Junto a essas propostas que acabam por culminar em conquistas importantes, a exemplo da

criação das delegacias especializadas de atendimento às mulheres em situação de violência, na

década de 1980 e, a reforma de algumas legislações, também se insurgia a necessidade de uma

abordagem interdisciplinar no acompanhamento dos casos de violência doméstica e familiar, que

reconhecesse as peculiaridades desse tipo de violência, fornecendo respostas efetivas no campo da

prevenção, assistência e proteção às mulheres.

No processo de busca por uma legislação que desse respostas efetivas diante da

complexidade desse tipo de violência, as críticas dos movimentos feministas no Brasil se voltaram

para o questionamento da Lei 9.099, de 26 de setembro de 1995, que instituiu os Juizados Especiais

Criminais – JECrims e, que traziam para sua incidência atos que envolviam a violência doméstica e

familiar e, acabavam por tratá-los como infrações penais consideradas de menor potencial ofensivo,

permitindo a conciliação e o pagamento de cestas básicas, por exemplo.
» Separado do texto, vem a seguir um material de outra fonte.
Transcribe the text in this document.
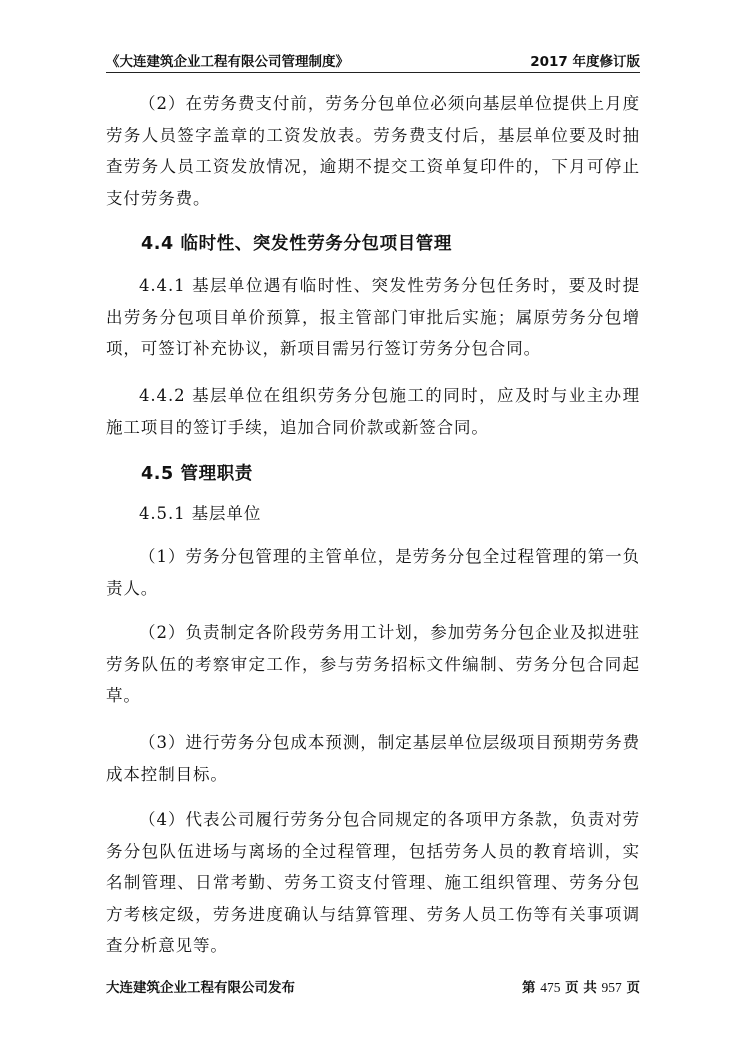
《大连建筑企业工程有限公司管理制度》	2017 年度修订版
（2）在劳务费支付前，劳务分包单位必须向基层单位提供上月度劳务人员签字盖章的工资发放表。劳务费支付后，基层单位要及时抽查劳务人员工资发放情况，逾期不提交工资单复印件的，下月可停止支付劳务费。
4.4 临时性、突发性劳务分包项目管理
4.4.1 基层单位遇有临时性、突发性劳务分包任务时，要及时提出劳务分包项目单价预算，报主管部门审批后实施；属原劳务分包增项，可签订补充协议，新项目需另行签订劳务分包合同。
4.4.2 基层单位在组织劳务分包施工的同时，应及时与业主办理施工项目的签订手续，追加合同价款或新签合同。
4.5 管理职责
4.5.1 基层单位
（1）劳务分包管理的主管单位，是劳务分包全过程管理的第一负责人。
（2）负责制定各阶段劳务用工计划，参加劳务分包企业及拟进驻劳务队伍的考察审定工作，参与劳务招标文件编制、劳务分包合同起草。
（3）进行劳务分包成本预测，制定基层单位层级项目预期劳务费成本控制目标。
（4）代表公司履行劳务分包合同规定的各项甲方条款，负责对劳务分包队伍进场与离场的全过程管理，包括劳务人员的教育培训，实名制管理、日常考勤、劳务工资支付管理、施工组织管理、劳务分包方考核定级，劳务进度确认与结算管理、劳务人员工伤等有关事项调查分析意见等。
大连建筑企业工程有限公司发布	第 475 页 共 957 页
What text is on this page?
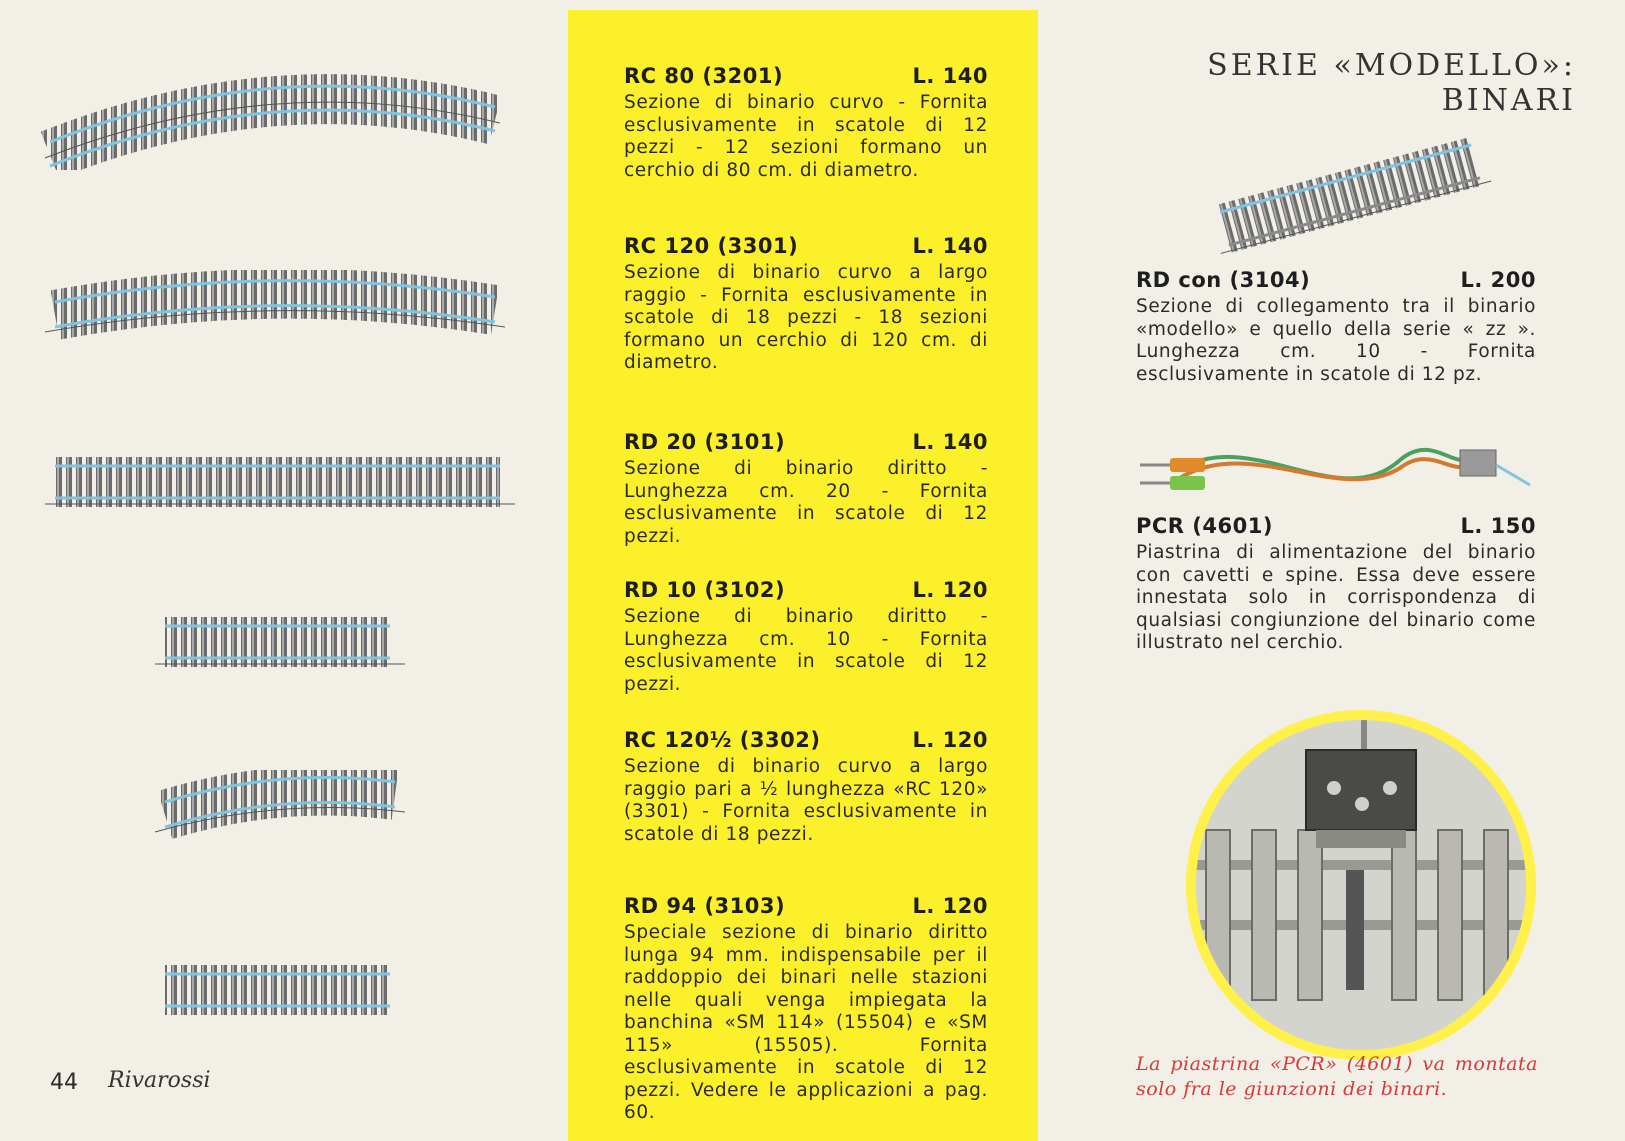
44 Rivarossi
RC 80 (3201)	L. 140
Sezione di binario curvo - Fornita esclusivamente in scatole di 12 pezzi - 12 sezioni formano un cerchio di 80 cm. di diametro.
RC 120 (3301)	L. 140
Sezione di binario curvo a largo raggio - Fornita esclusivamente in scatole di 18 pezzi - 18 sezioni formano un cerchio di 120 cm. di diametro.
RD 20 (3101)	L. 140
Sezione di binario diritto - Lunghezza cm. 20 - Fornita esclusivamente in scatole di 12 pezzi.
RD 10 (3102)	L. 120
Sezione di binario diritto - Lunghezza cm. 10 - Fornita esclusivamente in scatole di 12 pezzi.
RC 120½ (3302)	L. 120
Sezione di binario curvo a largo raggio pari a ½ lunghezza «RC 120» (3301) - Fornita esclusivamente in scatole di 18 pezzi.
RD 94 (3103)	L. 120
Speciale sezione di binario diritto lunga 94 mm. indispensabile per il raddoppio dei binari nelle stazioni nelle quali venga impiegata la banchina «SM 114» (15504) e «SM 115» (15505). Fornita esclusivamente in scatole di 12 pezzi. Vedere le applicazioni a pag. 60.
SERIE «MODELLO»: BINARI
RD con (3104)	L. 200
Sezione di collegamento tra il binario «modello» e quello della serie « zz ». Lunghezza cm. 10 - Fornita esclusivamente in scatole di 12 pz.
PCR (4601)	L. 150
Piastrina di alimentazione del binario con cavetti e spine. Essa deve essere innestata solo in corrispondenza di qualsiasi congiunzione del binario come illustrato nel cerchio.
La piastrina «PCR» (4601) va montata solo fra le giunzioni dei binari.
Esse tratamento feria diretamente a concepção e o reconhecimento pelo Estado Brasileiro

da violência contra a mulher como uma violação de direitos humanos e, nesse sentido, Santos

(2010) destaca que havia fortes impactos para as políticas públicas de combate à violência

doméstica contra a mulher, pois este ressignificava as penas e os crimes dessa natureza de forma a

descriminalizar a violência contra as mulheres, promovendo a trivialização, reprivatização e

invisibilização das relações de poder que a marcam.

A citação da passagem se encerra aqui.